How the hell did Gemini pull that off. 2 years ago the founders were black!
Wait what ? Emmanuel Macron far more right than Xi Jinping ? And even more than Barack Obama ?
France has an incomparable social security ; environmental laws ; worker protection ; way less economic inequality ; freedom of speech and civil liberties are impossible to compare with China ; etc
Of course this is not exhaustive, of course Macron did try to hinder some of those rights, but come on, there's something wrong here.
I couldn't find how these leaders have been ranked.
This is a good way to view this. This isn't making an objective calculation, and the way they code left vs right is certainly subject to debate, but the type of analysis where we work to understand biases is important.
Although, this also reminds me of the old saying about reality and leftward bias.

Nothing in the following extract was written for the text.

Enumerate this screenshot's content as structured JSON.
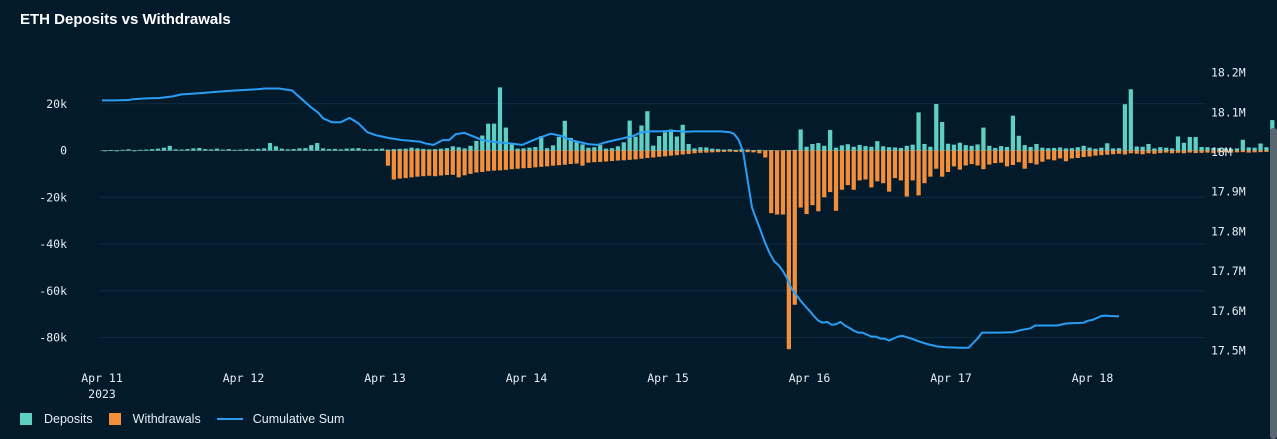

Bernie Sanders and Donald Trump being diametrically opposed really makes you wonder how they came up with the positions on the graph.
This wrongly assumes a few things about ideology, most importantly that there is such a thing as a "center" or an "unbiased" position.
Since humans are inherently subjective beings and all our judgements come from our understanding of the world, such a position cannot exist. It's always "unbiased" from where the viewer is looking, e.g. a reflection of the ideology of the observer. There is no view from nowhere.
The "neutral" of an average Chinese person will from the "neutral" of an average American will differ from the "neutral" of a socialist will differ from the "neutral" of a Christian fundamentalist will differ from the "neutral" of a free marketer.
To quote Zizek:
> I already am eating from the trashcan all the time. The name of this trashcan is ideology.
> The material force of ideology makes me not see what I am effectively eating. It’s not only our reality which enslaves us. The tragedy of our predicament when we are within ideology is that when we think that we escape it into our dreams, at that point we are within ideology.
How about this one:
CAPITALIST: Gemini, Llama, Claude, Grok, ChatGPT
SOCIALIST: DeepSeek, Qwen, Z.ai
[dead]
The political compass always felt like the wrong tool to convey something as nuanced as personal politics, I can have views on all four quadrants but you'd never know that if I end up in any of all four. I do think Grok being where it is sort of makes sense, I've tested "MAGA" views against Grok, it does not agree as much as people blindly assume it does, heck I don't even know of a question I've given it where it did agree with "MAGA" offhand, most of them it went with whatever the researched facts seemed to be. One thing I like the most about Grok is that its makes its sources of data easy to look through, so you can review it all. Sometimes models goof even when they give you their sources, I've seen I think GPT do this, and even Claude, though its more rare these days, I think in those cases, it's going by dated internal model logic.